Domestic equities continued their post-election rally, spurring most of the major benchmarks to all-time highs. Small-cap companies, which are typically more volatile, built on their lead for the year-to-date and performed best during the week. The technology-heavy Nasdaq Composite Index established a new record early Friday but fell back in late trading and ended the week slightly lower.
Financials continued to outperform at the start of the week, helped by a myriad of factors. Higher bond yields boosting lending margins, the anticipation of less regulation, a better growth outlook – all work in favor of banks and insurance companies. These recent market movers gave back some of the gains at midweek, unfortunately, as profit taking followed several analysts' downgrades based on less attractive valuations.
While the impact of a Trump administration on the financial sector is relatively clear, other segments remained uncertain. In healthcare, for example, investors have little clarity as to whether the Affordable Care Act will be amended or repealed and whether the new administration will try to clamp down on drug price increases.
Regarding the overall outlook for the economy, uncertainty remains. While a reasonable base case expectation for growth in 2017 may still be 2%, the odds have increased that the economy will be either markedly stronger or weaker. In the short term, the economic picture remained relatively bright, according to the week's economic reports. Retail sales rose solidly in October, and housing starts shot up 25%, with new housing permits seeing their best monthly rise since 1982. Weekly jobless claims also set a favorable multi-decade record by falling to a 43-year low. All good news there.
In testimony before Congress on Thursday, Federal Reserve Chair Janet Yellen seemed to confirm that recent economic signals have been strong enough to prompt the Fed to raise rates at its December 13–14 meeting, noting an increase might come “relatively soon.” Fed funds futures after the Chair’s testimony were pricing in the chance of a December increase at 98%. Meanwhile, longer-maturity Treasury bond yields continued climbing, bringing them to their highest levels in a year. Treasury bond prices fell as a result, and municipal bonds fared somewhat worse.
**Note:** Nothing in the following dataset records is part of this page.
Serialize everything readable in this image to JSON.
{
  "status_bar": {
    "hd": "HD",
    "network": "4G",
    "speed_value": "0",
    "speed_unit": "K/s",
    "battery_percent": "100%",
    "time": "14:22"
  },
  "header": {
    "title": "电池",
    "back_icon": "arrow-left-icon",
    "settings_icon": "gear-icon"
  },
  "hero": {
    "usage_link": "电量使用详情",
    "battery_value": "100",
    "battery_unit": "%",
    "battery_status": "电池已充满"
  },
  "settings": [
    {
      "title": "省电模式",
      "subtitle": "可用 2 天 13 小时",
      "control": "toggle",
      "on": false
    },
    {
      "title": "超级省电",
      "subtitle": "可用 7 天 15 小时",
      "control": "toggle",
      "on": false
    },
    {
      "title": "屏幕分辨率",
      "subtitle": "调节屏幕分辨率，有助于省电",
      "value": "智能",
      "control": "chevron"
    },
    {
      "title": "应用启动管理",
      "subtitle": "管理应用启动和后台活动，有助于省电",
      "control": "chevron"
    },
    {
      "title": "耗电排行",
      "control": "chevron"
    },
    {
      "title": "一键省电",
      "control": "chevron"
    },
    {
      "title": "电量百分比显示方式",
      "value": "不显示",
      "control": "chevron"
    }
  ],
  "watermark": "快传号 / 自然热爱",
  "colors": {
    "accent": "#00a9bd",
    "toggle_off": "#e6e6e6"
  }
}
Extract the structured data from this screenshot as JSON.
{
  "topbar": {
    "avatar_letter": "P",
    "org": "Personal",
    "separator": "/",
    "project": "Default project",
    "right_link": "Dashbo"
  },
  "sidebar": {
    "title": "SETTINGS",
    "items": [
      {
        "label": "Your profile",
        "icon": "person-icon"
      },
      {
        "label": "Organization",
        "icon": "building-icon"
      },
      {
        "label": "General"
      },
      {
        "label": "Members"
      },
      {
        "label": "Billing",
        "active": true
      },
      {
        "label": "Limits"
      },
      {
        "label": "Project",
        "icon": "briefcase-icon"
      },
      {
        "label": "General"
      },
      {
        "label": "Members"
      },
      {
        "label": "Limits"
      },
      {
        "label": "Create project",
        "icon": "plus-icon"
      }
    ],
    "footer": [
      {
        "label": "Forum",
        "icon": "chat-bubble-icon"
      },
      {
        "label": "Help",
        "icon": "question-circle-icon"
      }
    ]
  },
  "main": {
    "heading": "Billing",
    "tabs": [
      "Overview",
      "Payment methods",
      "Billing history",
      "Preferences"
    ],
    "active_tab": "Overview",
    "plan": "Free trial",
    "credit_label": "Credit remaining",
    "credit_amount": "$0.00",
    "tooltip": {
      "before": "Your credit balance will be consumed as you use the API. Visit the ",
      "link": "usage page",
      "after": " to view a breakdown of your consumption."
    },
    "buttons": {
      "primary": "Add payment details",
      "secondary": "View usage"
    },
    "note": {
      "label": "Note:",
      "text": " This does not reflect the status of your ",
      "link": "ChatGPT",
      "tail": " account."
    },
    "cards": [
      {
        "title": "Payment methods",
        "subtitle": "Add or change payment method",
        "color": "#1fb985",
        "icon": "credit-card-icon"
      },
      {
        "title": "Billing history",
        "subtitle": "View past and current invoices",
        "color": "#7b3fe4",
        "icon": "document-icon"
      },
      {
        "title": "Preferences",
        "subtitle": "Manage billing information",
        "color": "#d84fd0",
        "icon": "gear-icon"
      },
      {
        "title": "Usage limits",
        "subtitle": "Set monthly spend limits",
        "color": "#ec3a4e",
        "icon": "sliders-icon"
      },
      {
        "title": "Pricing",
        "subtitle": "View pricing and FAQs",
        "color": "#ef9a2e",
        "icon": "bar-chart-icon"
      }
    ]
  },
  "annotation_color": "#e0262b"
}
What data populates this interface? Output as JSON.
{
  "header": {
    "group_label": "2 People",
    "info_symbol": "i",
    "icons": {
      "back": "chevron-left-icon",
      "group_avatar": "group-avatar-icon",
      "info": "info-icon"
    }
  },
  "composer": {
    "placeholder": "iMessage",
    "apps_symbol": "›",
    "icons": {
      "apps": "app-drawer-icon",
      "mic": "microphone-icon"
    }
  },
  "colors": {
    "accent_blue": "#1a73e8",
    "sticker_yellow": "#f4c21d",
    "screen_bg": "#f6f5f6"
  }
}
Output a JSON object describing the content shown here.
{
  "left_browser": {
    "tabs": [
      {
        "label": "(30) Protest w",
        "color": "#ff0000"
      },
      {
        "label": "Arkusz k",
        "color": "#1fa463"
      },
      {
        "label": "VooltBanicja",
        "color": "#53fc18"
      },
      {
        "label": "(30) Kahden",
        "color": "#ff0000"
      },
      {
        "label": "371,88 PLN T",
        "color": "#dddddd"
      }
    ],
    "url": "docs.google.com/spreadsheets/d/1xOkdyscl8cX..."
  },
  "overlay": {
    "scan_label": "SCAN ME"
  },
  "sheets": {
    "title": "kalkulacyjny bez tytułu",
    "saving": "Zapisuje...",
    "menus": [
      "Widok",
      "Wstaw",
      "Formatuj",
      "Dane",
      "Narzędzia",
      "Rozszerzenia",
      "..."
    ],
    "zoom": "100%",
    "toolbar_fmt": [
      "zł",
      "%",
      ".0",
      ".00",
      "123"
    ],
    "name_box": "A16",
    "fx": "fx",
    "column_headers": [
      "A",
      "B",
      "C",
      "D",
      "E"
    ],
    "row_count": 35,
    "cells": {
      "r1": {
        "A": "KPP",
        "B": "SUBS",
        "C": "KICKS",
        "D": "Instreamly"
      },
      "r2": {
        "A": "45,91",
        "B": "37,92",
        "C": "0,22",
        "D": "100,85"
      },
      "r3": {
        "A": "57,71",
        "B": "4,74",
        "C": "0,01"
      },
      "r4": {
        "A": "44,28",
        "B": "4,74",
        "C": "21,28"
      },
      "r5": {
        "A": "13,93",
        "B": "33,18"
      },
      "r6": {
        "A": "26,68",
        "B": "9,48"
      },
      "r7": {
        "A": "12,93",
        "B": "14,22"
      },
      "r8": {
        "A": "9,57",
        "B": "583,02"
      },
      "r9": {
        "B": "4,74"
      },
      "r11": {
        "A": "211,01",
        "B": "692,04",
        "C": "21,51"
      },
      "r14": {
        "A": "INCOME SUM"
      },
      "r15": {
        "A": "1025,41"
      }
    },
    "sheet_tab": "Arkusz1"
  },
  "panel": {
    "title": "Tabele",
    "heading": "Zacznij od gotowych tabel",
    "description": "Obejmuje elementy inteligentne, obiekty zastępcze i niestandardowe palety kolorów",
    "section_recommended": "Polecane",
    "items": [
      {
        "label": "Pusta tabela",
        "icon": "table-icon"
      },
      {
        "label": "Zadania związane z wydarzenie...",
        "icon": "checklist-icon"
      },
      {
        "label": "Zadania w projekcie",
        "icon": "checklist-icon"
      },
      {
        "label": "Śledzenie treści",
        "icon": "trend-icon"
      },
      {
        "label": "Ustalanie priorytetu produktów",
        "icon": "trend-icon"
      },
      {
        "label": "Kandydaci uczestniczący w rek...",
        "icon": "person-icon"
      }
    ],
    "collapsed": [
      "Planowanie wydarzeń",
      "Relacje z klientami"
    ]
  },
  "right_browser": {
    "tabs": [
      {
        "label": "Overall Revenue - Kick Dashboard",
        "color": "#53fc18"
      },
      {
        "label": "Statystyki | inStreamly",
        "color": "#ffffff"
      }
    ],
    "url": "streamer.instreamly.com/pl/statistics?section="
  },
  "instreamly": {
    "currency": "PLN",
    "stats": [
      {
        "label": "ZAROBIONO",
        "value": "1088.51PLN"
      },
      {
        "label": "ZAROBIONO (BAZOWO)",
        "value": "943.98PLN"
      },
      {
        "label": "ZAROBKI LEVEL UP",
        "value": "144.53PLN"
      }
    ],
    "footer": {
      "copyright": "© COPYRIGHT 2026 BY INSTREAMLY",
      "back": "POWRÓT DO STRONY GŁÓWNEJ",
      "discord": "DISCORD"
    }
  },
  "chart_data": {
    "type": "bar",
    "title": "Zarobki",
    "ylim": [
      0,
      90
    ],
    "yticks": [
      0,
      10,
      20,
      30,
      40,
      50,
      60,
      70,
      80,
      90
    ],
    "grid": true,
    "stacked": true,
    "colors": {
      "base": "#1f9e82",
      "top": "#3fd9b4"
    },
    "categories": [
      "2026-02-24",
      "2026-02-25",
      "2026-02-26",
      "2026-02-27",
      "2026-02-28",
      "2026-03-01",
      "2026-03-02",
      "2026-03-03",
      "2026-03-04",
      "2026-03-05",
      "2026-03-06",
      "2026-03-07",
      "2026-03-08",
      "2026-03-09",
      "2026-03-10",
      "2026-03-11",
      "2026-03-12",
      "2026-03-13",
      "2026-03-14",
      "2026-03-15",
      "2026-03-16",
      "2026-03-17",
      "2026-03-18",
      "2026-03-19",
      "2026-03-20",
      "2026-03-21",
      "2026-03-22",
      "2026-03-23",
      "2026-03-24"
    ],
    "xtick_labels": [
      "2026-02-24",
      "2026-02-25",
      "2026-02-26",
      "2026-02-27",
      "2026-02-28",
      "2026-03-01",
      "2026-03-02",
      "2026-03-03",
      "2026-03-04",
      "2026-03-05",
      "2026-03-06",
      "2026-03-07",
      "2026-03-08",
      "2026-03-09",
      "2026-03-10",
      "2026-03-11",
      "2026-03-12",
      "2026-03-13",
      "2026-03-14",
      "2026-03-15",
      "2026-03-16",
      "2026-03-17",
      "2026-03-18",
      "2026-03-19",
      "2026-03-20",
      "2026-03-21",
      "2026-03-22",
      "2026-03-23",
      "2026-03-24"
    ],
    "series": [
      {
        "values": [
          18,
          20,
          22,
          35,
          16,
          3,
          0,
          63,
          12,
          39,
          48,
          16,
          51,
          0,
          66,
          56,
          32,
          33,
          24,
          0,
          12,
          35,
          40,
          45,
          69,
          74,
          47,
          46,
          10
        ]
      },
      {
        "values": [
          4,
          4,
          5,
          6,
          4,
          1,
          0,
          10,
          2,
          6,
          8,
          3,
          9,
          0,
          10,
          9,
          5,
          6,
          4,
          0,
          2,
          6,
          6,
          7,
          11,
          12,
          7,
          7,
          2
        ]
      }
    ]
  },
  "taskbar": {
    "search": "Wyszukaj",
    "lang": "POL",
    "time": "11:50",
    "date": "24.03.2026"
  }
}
European stocks closed the week flat to slightly lower, with Italy and Spain recording steep declines. Utilities, energy, and basic materials shares dragged, hurt largely by U.S. dollar strength. The euro ended lower for the week against the dollar, extending its longest losing streak since it started trading in December 1999. Interestingly, there was good earnings news as nearly 60% of the companies in the pan-European benchmark Stoxx 600 beat earnings estimates. Quarterly earnings season has largely come to a close.
As markets noted with keen interest, President-elect Trump met with Prime Minister Shinzo Abe on Thursday. Abe’s goal is to salvage at least part of the Trans-Pacific Partnership (TPP), a 12-nation trade agreement that is important to the prime minister’s economic agenda. During Trump’s campaign, he pledged reject trade deals that move jobs overseas, and he has a history of harshly criticizing Japan’s trade policies. However, it may be too early to know what impact the Trump administration will have on east Asia, although the appointment of his foreign policy team will provide some clues.
Finally, emerging markets equities and bonds have been hampered by large investor outflows since the U.S. presidential election. The week’s data from EPFR Global, which tracks global fund flows, showed a record of more than $6.6 billion leaving emerging markets debt products. It should be noted that while the asset class has certainly been weak following Trump’s victory, it has held up surprisingly well given the huge volume of outflows.